Our results demonstrate that early tracheostomy (<= 7 days) versus late tracheostomy (>7 days) is associated with decreased length of ICU stay, decreased pneumonia/pneumonitis risk, but no improvement in survival outcomes at 90 and 365 days. There was no significant difference between groups for PE, MI, or DVT.

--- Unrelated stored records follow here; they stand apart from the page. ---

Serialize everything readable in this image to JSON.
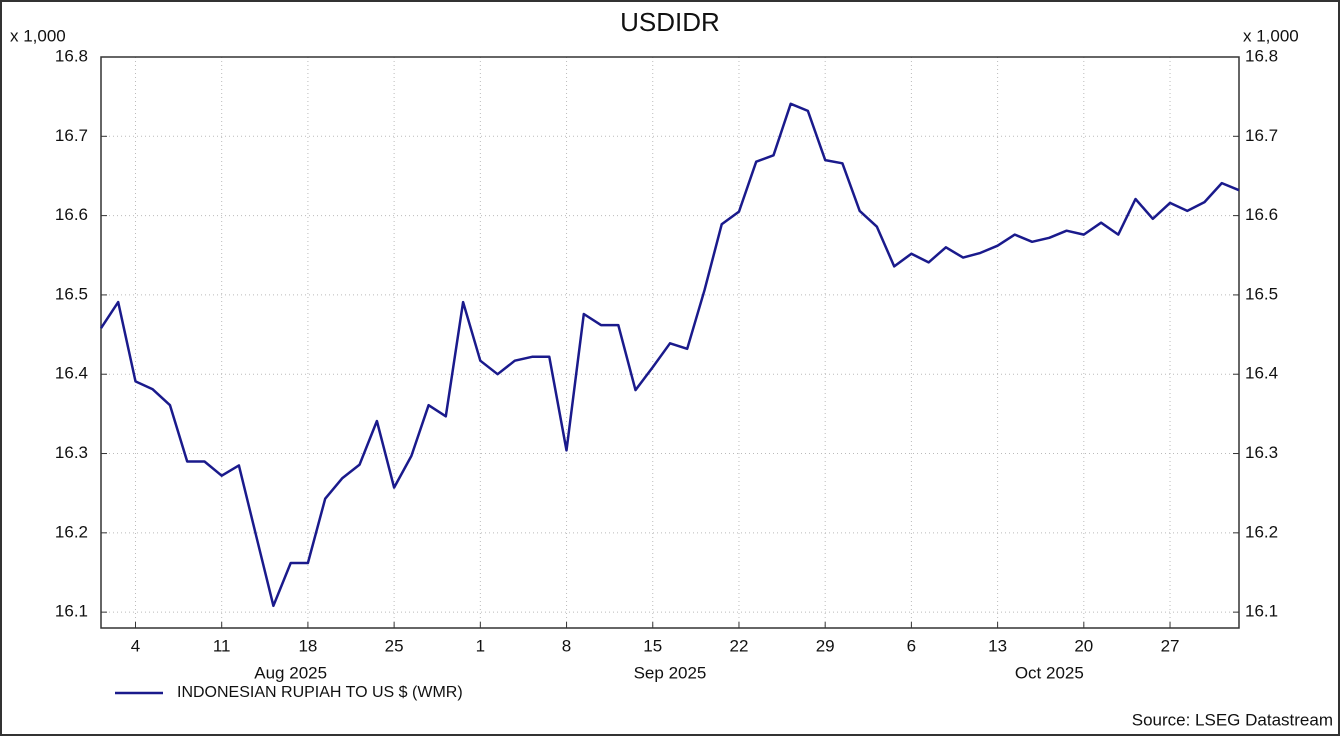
{
  "chart_data": {
    "type": "line",
    "title": "USDIDR",
    "y_unit": "x 1,000",
    "x": [
      "2025-07-31",
      "2025-08-01",
      "2025-08-04",
      "2025-08-05",
      "2025-08-06",
      "2025-08-07",
      "2025-08-08",
      "2025-08-11",
      "2025-08-12",
      "2025-08-13",
      "2025-08-14",
      "2025-08-15",
      "2025-08-18",
      "2025-08-19",
      "2025-08-20",
      "2025-08-21",
      "2025-08-22",
      "2025-08-25",
      "2025-08-26",
      "2025-08-27",
      "2025-08-28",
      "2025-08-29",
      "2025-09-01",
      "2025-09-02",
      "2025-09-03",
      "2025-09-04",
      "2025-09-05",
      "2025-09-08",
      "2025-09-09",
      "2025-09-10",
      "2025-09-11",
      "2025-09-12",
      "2025-09-15",
      "2025-09-16",
      "2025-09-17",
      "2025-09-18",
      "2025-09-19",
      "2025-09-22",
      "2025-09-23",
      "2025-09-24",
      "2025-09-25",
      "2025-09-26",
      "2025-09-29",
      "2025-09-30",
      "2025-10-01",
      "2025-10-02",
      "2025-10-03",
      "2025-10-06",
      "2025-10-07",
      "2025-10-08",
      "2025-10-09",
      "2025-10-10",
      "2025-10-13",
      "2025-10-14",
      "2025-10-15",
      "2025-10-16",
      "2025-10-17",
      "2025-10-20",
      "2025-10-21",
      "2025-10-22",
      "2025-10-23",
      "2025-10-24",
      "2025-10-27",
      "2025-10-28",
      "2025-10-29",
      "2025-10-30",
      "2025-10-31"
    ],
    "series": [
      {
        "name": "INDONESIAN RUPIAH TO US $ (WMR)",
        "color": "#1a1a8c",
        "values": [
          16.458,
          16.491,
          16.391,
          16.381,
          16.361,
          16.29,
          16.29,
          16.272,
          16.285,
          16.196,
          16.108,
          16.162,
          16.162,
          16.243,
          16.269,
          16.286,
          16.341,
          16.257,
          16.297,
          16.361,
          16.347,
          16.491,
          16.417,
          16.4,
          16.417,
          16.422,
          16.422,
          16.304,
          16.476,
          16.462,
          16.462,
          16.38,
          16.409,
          16.439,
          16.432,
          16.506,
          16.589,
          16.605,
          16.668,
          16.676,
          16.741,
          16.732,
          16.67,
          16.666,
          16.606,
          16.586,
          16.536,
          16.552,
          16.541,
          16.56,
          16.547,
          16.553,
          16.562,
          16.576,
          16.567,
          16.572,
          16.581,
          16.576,
          16.591,
          16.576,
          16.621,
          16.596,
          16.616,
          16.606,
          16.617,
          16.641,
          16.632
        ]
      }
    ],
    "ylim": [
      16.08,
      16.8
    ],
    "yticks": [
      16.1,
      16.2,
      16.3,
      16.4,
      16.5,
      16.6,
      16.7,
      16.8
    ],
    "xticks": [
      {
        "value": "2025-08-04",
        "label": "4"
      },
      {
        "value": "2025-08-11",
        "label": "11"
      },
      {
        "value": "2025-08-18",
        "label": "18"
      },
      {
        "value": "2025-08-25",
        "label": "25"
      },
      {
        "value": "2025-09-01",
        "label": "1"
      },
      {
        "value": "2025-09-08",
        "label": "8"
      },
      {
        "value": "2025-09-15",
        "label": "15"
      },
      {
        "value": "2025-09-22",
        "label": "22"
      },
      {
        "value": "2025-09-29",
        "label": "29"
      },
      {
        "value": "2025-10-06",
        "label": "6"
      },
      {
        "value": "2025-10-13",
        "label": "13"
      },
      {
        "value": "2025-10-20",
        "label": "20"
      },
      {
        "value": "2025-10-27",
        "label": "27"
      }
    ],
    "month_labels": [
      {
        "value": "2025-08-15",
        "label": "Aug 2025"
      },
      {
        "value": "2025-09-16",
        "label": "Sep 2025"
      },
      {
        "value": "2025-10-16",
        "label": "Oct 2025"
      }
    ],
    "grid": true,
    "source": "Source: LSEG Datastream"
  }
}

Our analysis was not without limitations. The major limitation of this study was that it was retrospective in nature. Furthermore, due to the nature of the database, we were unable to collect patient-level data on specific outcomes. The use of early vs. late tracheostomy timeline of 7 days, though arbitrary, is based upon the definitions in the literature and was established prior to the study. A meta-analysis indicated that studies indicating the endpoint of 7 days between early and late designation had better outcomes than studies that made the designation 14 or 21 days [15]. The data collected was for billing purposes, not for clinical use, and thus much clinical information is missing. There is a risk of selection bias in our cohort given that more critical patients will receive more intensive interventions earlier in their hospital course. In addition, some misidentification is inevitable in database studies.

Conclusions

sICH is associated with high mortality rates, and those who recover are often left with a disability. Many of these patients require mechanical ventilation and eventual tracheostomy. In this study, we found that early tracheostomy in patients with sICH is associated with decreased pneumonia risk, decreased length of ICU care, and no difference in mortality at 90 and 365 days. This suggests that pursuing early tracheostomy in patients with sICH who are requiring mechanical ventilation without successful weaning may be an effective strategy for decreasing the ill effects of ventilator dependence, reducing hospital costs, and reducing in-hospital complications.